SF小説 銀河世紀

銀河世紀 第9話

銀河連合、集う

古代帝都――テラ・カピトリウム。

かつて、帝国創設が宣言された地は、今や半壊した廃都だった。

崩れた議事堂の円柱の間を、旗がはためく。

各星系の紋章。

そして、中央に立つのは、レグルス・アウレリウス公。

創設家系の直系。

白銀の礼装に身を包み、ゆっくりと演壇へ上がる。

「帝国は、法の上に築かれた」

その声は、よく通る。

「だが今、法は軍靴の下にある」

拍手。

だが、熱はまだ低い。

壇上の一段下に立つのはソレン。

檄を飛ばした張本人でありながら、盟主ではない。

血統が、政治を決めた。

「本日ここに、帝国秩序回復連合の結成を宣言する!」

連合艦隊、総数一八〇〇隻。

銀河は再び、内戦へ踏み出した。

評議会。

巨大ホログラムに映るのは戦略図。

帝国軍は要衝――
巨大リング要塞「カルディナ・ゲート」を固めている。

恒星重力圏に固定された金属の環。

その内側に艦隊を収め、外周に粒子砲列。

正面突破は困難。

「まずは兵站を整えるべきですな」

名門貴族が言う。

「帝国側の動向を見るのが賢明だ」

商業代表が続く。

ソレンは抑えきれず言う。

「時間を与えれば、敵は強化する」

沈黙。

レグルスは目を閉じ、慎重に言った。

「急ぐ必要はない。
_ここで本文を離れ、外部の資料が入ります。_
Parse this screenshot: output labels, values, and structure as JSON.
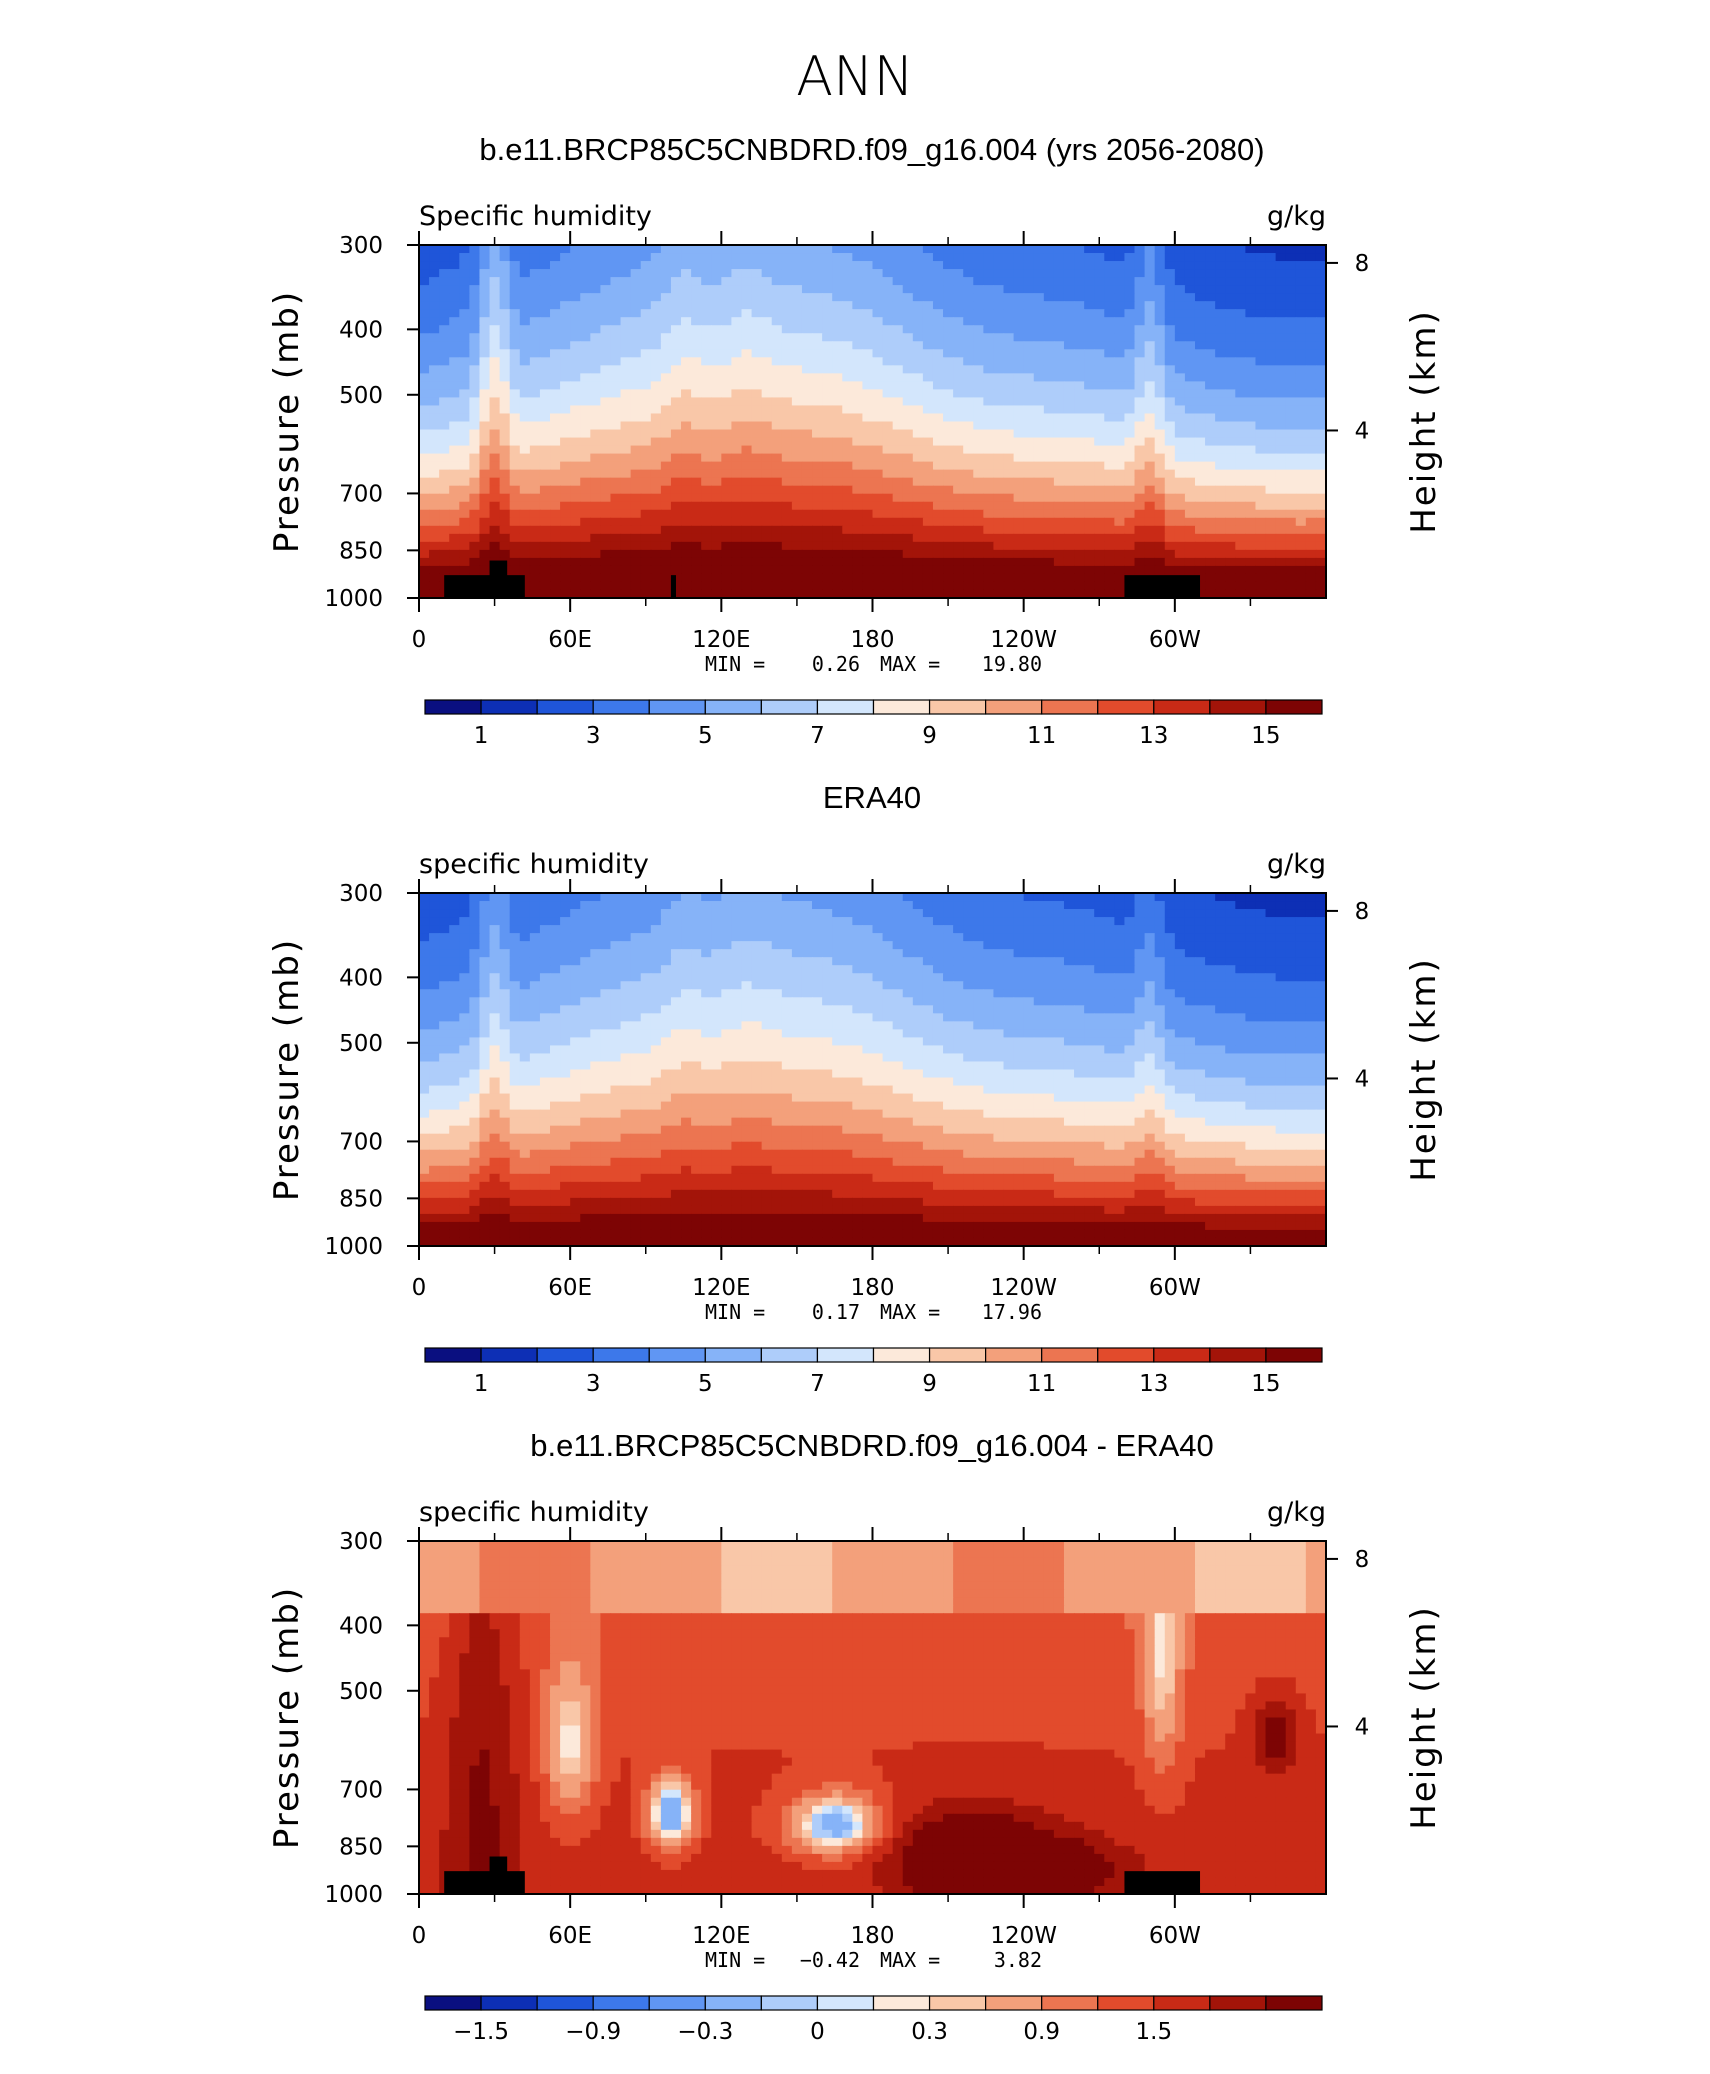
{
  "page": {
    "title": "ANN"
  },
  "chart_data": [
    {
      "type": "heatmap",
      "id": "model",
      "title": "b.e11.BRCP85C5CNBDRD.f09_g16.004 (yrs 2056-2080)",
      "left_label": "Specific humidity",
      "right_label": "g/kg",
      "ylabel": "Pressure (mb)",
      "ylabel_right": "Height (km)",
      "xticks": [
        "0",
        "60E",
        "120E",
        "180",
        "120W",
        "60W"
      ],
      "yticks": [
        "300",
        "400",
        "500",
        "700",
        "850",
        "1000"
      ],
      "yticks_right": [
        "8",
        "4"
      ],
      "ylim": [
        1000,
        300
      ],
      "min_label": "MIN =",
      "min_value": "0.26",
      "max_label": "MAX =",
      "max_value": "19.80",
      "min": 0.26,
      "max": 19.8,
      "colorbar_labels": [
        "1",
        "3",
        "5",
        "7",
        "9",
        "11",
        "13",
        "15"
      ]
    },
    {
      "type": "heatmap",
      "id": "era40",
      "title": "ERA40",
      "left_label": "specific humidity",
      "right_label": "g/kg",
      "ylabel": "Pressure (mb)",
      "ylabel_right": "Height (km)",
      "xticks": [
        "0",
        "60E",
        "120E",
        "180",
        "120W",
        "60W"
      ],
      "yticks": [
        "300",
        "400",
        "500",
        "700",
        "850",
        "1000"
      ],
      "yticks_right": [
        "8",
        "4"
      ],
      "ylim": [
        1000,
        300
      ],
      "min_label": "MIN =",
      "min_value": "0.17",
      "max_label": "MAX =",
      "max_value": "17.96",
      "min": 0.17,
      "max": 17.96,
      "colorbar_labels": [
        "1",
        "3",
        "5",
        "7",
        "9",
        "11",
        "13",
        "15"
      ]
    },
    {
      "type": "heatmap",
      "id": "diff",
      "title": "b.e11.BRCP85C5CNBDRD.f09_g16.004 - ERA40",
      "left_label": "specific humidity",
      "right_label": "g/kg",
      "ylabel": "Pressure (mb)",
      "ylabel_right": "Height (km)",
      "xticks": [
        "0",
        "60E",
        "120E",
        "180",
        "120W",
        "60W"
      ],
      "yticks": [
        "300",
        "400",
        "500",
        "700",
        "850",
        "1000"
      ],
      "yticks_right": [
        "8",
        "4"
      ],
      "ylim": [
        1000,
        300
      ],
      "min_label": "MIN =",
      "min_value": "−0.42",
      "max_label": "MAX =",
      "max_value": "3.82",
      "min": -0.42,
      "max": 3.82,
      "colorbar_labels": [
        "−1.5",
        "−0.9",
        "−0.3",
        "0",
        "0.3",
        "0.9",
        "1.5"
      ]
    }
  ],
  "palette": [
    "#0a0f80",
    "#0d2fb5",
    "#1f55d9",
    "#3d78ea",
    "#6096f3",
    "#86b3f8",
    "#aecdfa",
    "#d3e6fc",
    "#fce9da",
    "#f9c7a8",
    "#f3a07b",
    "#ec7551",
    "#e24b2c",
    "#c92a16",
    "#a31409",
    "#7d0404"
  ]
}
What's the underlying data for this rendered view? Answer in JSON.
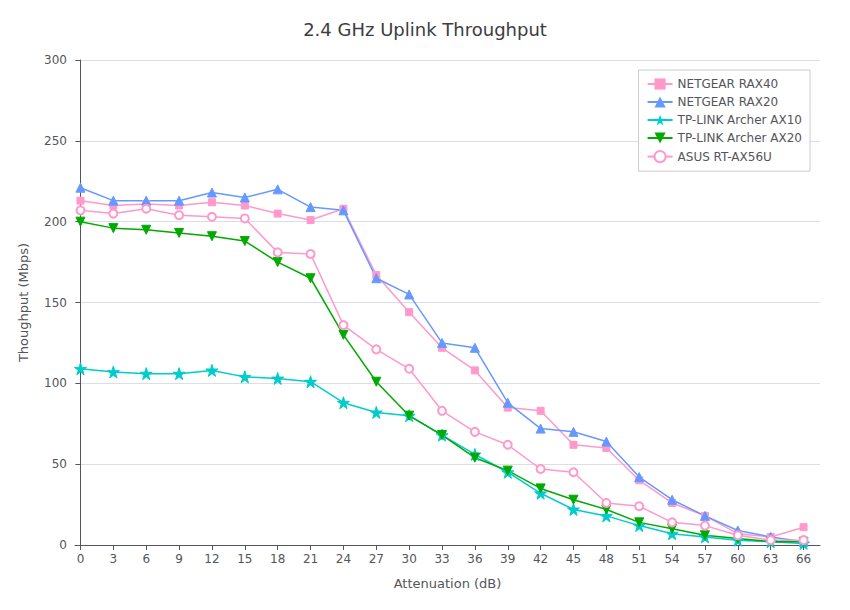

連合は始まったばかりだ」

その“慎重”が、のちに重く響く。

カルディナ・ゲート。

漆黒の艦隊が整列する。

先鋒を率いるのは、グナエウス・バルザック。

元鉱山労働者。

戦功のみで将官へ。

重装機動鎧を纏い、艦橋に立つ。

「連合は寄せ集めだ」

低い声。

「恐怖を教えてやれ」

彼は出撃を命じた。

連合側の若手提督が名乗りを上げる。

「我が艦隊五百隻で先鋒を務める!」

勇ましい宣言。

レグルスは頷く。

ソレンは、わずかに眉をひそめた。

カルディナ・ゲート宙域。

リング要塞の影から帝国艦隊が現れる。

整然。

無駄がない。

連合艦が突撃。

だが、次の瞬間、

要塞砲が閃光を放つ。

粒子砲の連鎖。

前列が蒸発する。

混乱。

そこへバルザック艦隊が突入。

接近戦。

白兵用強襲艇が連合旗艦へ。

艦橋で爆発。

若手提督は戦死。

わずか数時間。

五百隻は壊滅した。

廃都に報が届く。

「……壊滅?」

評議会がざわめく。

「やはり時期尚早だったのだ!」

「無謀だ!」

ソレンは拳を握る。

「次は私が出る」

しかし、レグルスは制した。

「焦るな。連合は一度の敗北で崩れぬ」

だが、兵士は違う。

敗北は伝播する。

“帝国は強い”

その言葉が広がる。

辺境アグリア宙域。

難民船団の間で囁かれる。

「カルディナで五百隻がやられた」

「だが、帝国巡洋艦を三隻落とした部隊がいるらしい」

「誰だ?」

「名は……ジーク」

詳細は不明。

傭兵か、流浪の将か。

ただ一つ。

帝国を撃ったという事実だけが残る。

夜。

廃都の塔からソレンは星を見る。

連合は大きい。

だが、重い。

レグルスは正統。

だが、遅い。

兵は強さを求める。

民は勝利を求める。

評議会の若手が囁く。

「必要なのは、決定的な英雄だ」

その言葉に、誰も否定できない。

遠く、カルディナ・ゲートでは、バルザックが静かに報告を受けていた。

「連合は脆い」

彼の視線の先。

だが、銀河は、まだ静かではない。

名もなき星々の間で、新たな名が広がり始めていた。

――ジーク。

まだ、姿はない。

だが、英雄を求める時代が、始まった。